House GOP Questions Postal Closings
House Republicans in charge of overseeing the U.S. Postal Service say the agency may be playing politics as it considers shuttering all five House-side post offices.
The locations, named Monday, are among a list of 19 considered for closure around the District of Columbia, raising the possibility that the agency could shut down every location on the House side of the Capitol, including the office in the Capitol itself.
Rep. Dennis Ross, chairman of the Oversight and Government Reform Subcommittee on the Federal Workforce, U.S. Postal Service and Labor Policy, said the proposal has a whiff of the “Washington Monument” strategy, an old legislative ploy where an agency threatens to close popular services first, but he said he will leave the business to the experts.
“If it’s a shot across the bow, then so be it. That’s politics,” the Florida Republican said. “The bottom line is they have overcapacity in their processing, they have overcapacity in their postal facilities and this has to be addressed very seriously.”
The cash-strapped Postal Service is contemplating closing offices in the Capitol and in the Ford, Cannon, Longworth and Rayburn House office buildings, according to its website.
If those locations close, two post offices would remain on the Hill in the Dirksen and Russell Senate office buildings.
The House would still have a contract with private delivery service Pitney Bowes, which picks up mail from and delivers it directly to Members’ and committees’ offices.
Oversight and Government Reform Chairman Darrell Issa said the Postal Service should consider reducing staff, including its fleet of lobbyists.
“They want to cut our post offices, fine. We want them to cut their legislative activist team in half,” the California Republican said. “I’m happy to work with the post office. They’re closing a post office in my hometown. I may not like it, but I will not disagree with their judgment.”
Issa and Ross introduced a bill last month that would establish two oversight boards to pursue billions of dollars in cost reductions at the agency.
Ross said a solution at the Capitol may be to set up a “village post office,” such as a limited service location in the Capitol gift shop. But he would like to know the criteria for closing locations and why House-side offices are on the list and Senate sites aren’t.

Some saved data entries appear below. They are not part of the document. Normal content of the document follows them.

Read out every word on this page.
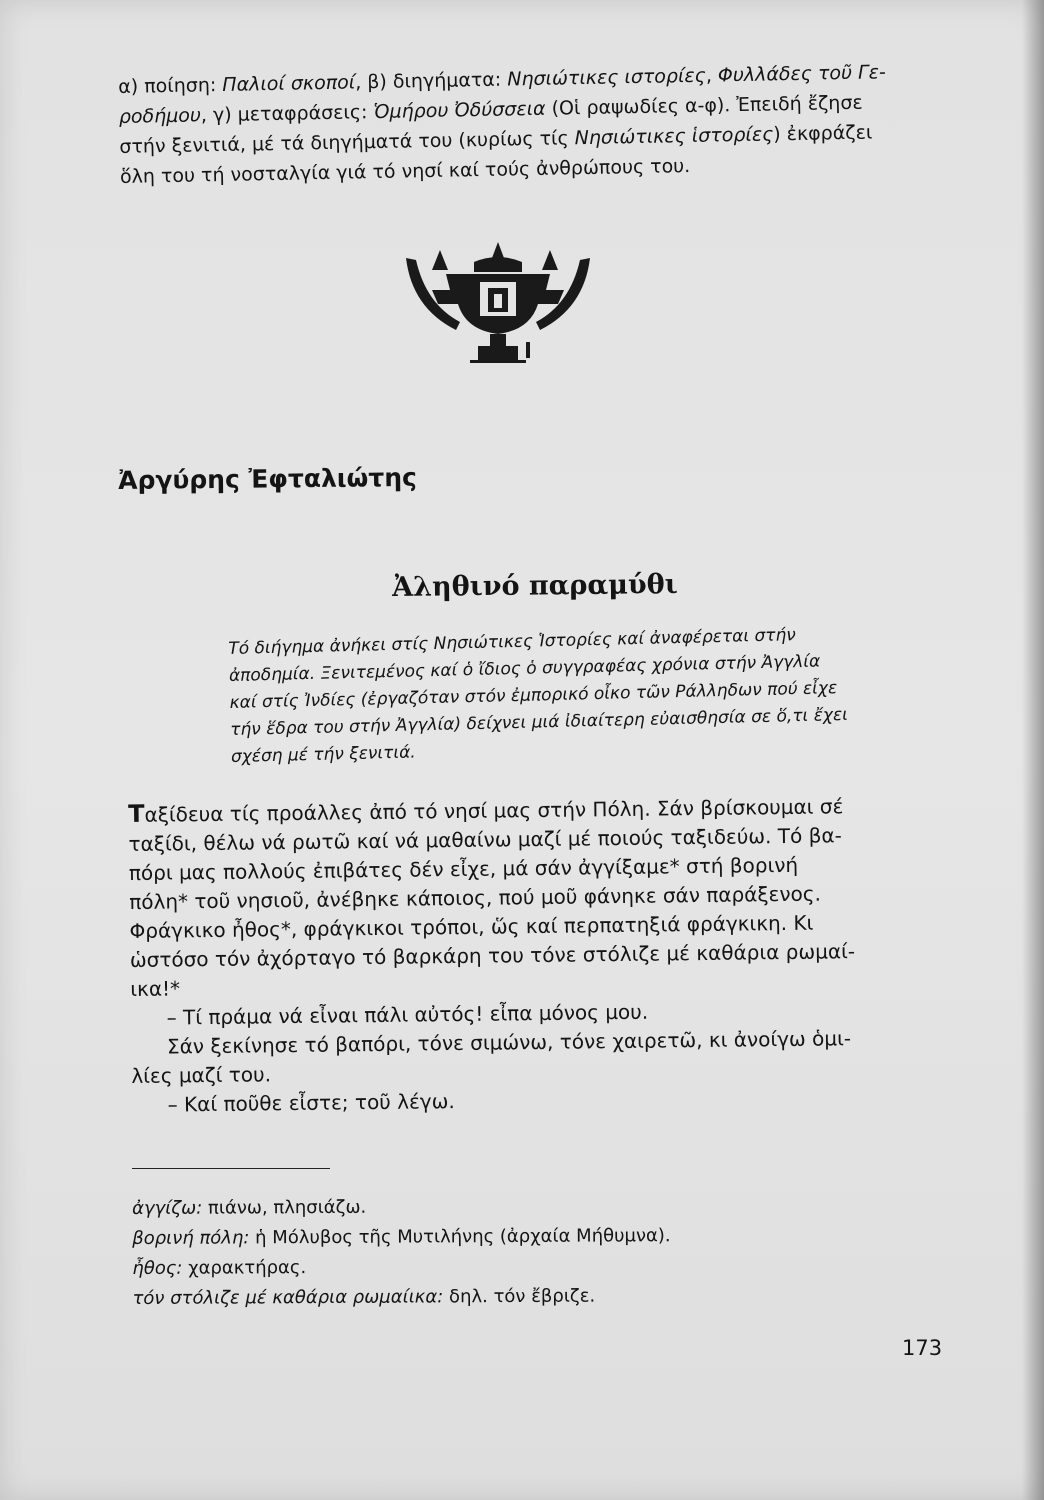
α) ποίηση: Παλιοί σκοποί, β) διηγήματα: Νησιώτικες ιστορίες, Φυλλάδες τοῦ Γε-

ροδήμου, γ) μεταφράσεις: Ὁμήρου Ὀδύσσεια (Οἱ ραψωδίες α-φ). Ἐπειδή ἔζησε

στήν ξενιτιά, μέ τά διηγήματά του (κυρίως τίς Νησιώτικες ἱστορίες) ἐκφράζει

ὅλη του τή νοσταλγία γιά τό νησί καί τούς ἀνθρώπους του.

Ἀργύρης Ἐφταλιώτης
Ἀληθινό παραμύθι

Τό διήγημα ἀνήκει στίς Νησιώτικες Ἱστορίες καί ἀναφέρεται στήν

ἀποδημία. Ξενιτεμένος καί ὁ ἴδιος ὁ συγγραφέας χρόνια στήν Ἀγγλία

καί στίς Ἰνδίες (ἐργαζόταν στόν ἐμπορικό οἶκο τῶν Ράλληδων πού εἶχε

τήν ἕδρα του στήν Ἀγγλία) δείχνει μιά ἰδιαίτερη εὐαισθησία σε ὅ,τι ἔχει

σχέση μέ τήν ξενιτιά.

Ταξίδευα τίς προάλλες ἀπό τό νησί μας στήν Πόλη. Σάν βρίσκουμαι σέ

ταξίδι, θέλω νά ρωτῶ καί νά μαθαίνω μαζί μέ ποιούς ταξιδεύω. Τό βα-

πόρι μας πολλούς ἐπιβάτες δέν εἶχε, μά σάν ἀγγίξαμε* στή βορινή

πόλη* τοῦ νησιοῦ, ἀνέβηκε κάποιος, πού μοῦ φάνηκε σάν παράξενος.

Φράγκικο ἦθος*, φράγκικοι τρόποι, ὥς καί περπατηξιά φράγκικη. Κι

ὡστόσο τόν ἀχόρταγο τό βαρκάρη του τόνε στόλιζε μέ καθάρια ρωμαί-

ικα!*

– Τί πράμα νά εἶναι πάλι αὐτός! εἶπα μόνος μου.

Σάν ξεκίνησε τό βαπόρι, τόνε σιμώνω, τόνε χαιρετῶ, κι ἀνοίγω ὁμι-

λίες μαζί του.

– Καί ποῦθε εἶστε; τοῦ λέγω.

ἀγγίζω: πιάνω, πλησιάζω.

βορινή πόλη: ἡ Μόλυβος τῆς Μυτιλήνης (ἀρχαία Μήθυμνα).

ἦθος: χαρακτήρας.

τόν στόλιζε μέ καθάρια ρωμαίικα: δηλ. τόν ἔβριζε.

173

He said he will bring it up with Postmaster General Patrick Donahoe when they speak later this week.
But the Capitol closures are far from a done deal, said USPS spokeswoman Sue Brennan. The list is just the start of a study process to determine which locations to shutter.
The locations appear “on a computer-generated list that searched for specific criteria like light foot traffic and low revenue,” Brennan said. “Local management will verify the information then proceed with community notification and request for input.”
The Capitol Hill community will have 60 days to submit comments to the Postal Service.
Facing sagging revenues, the agency, which has not turned a profit since 2006, is considering closing 3,653 locations around the country.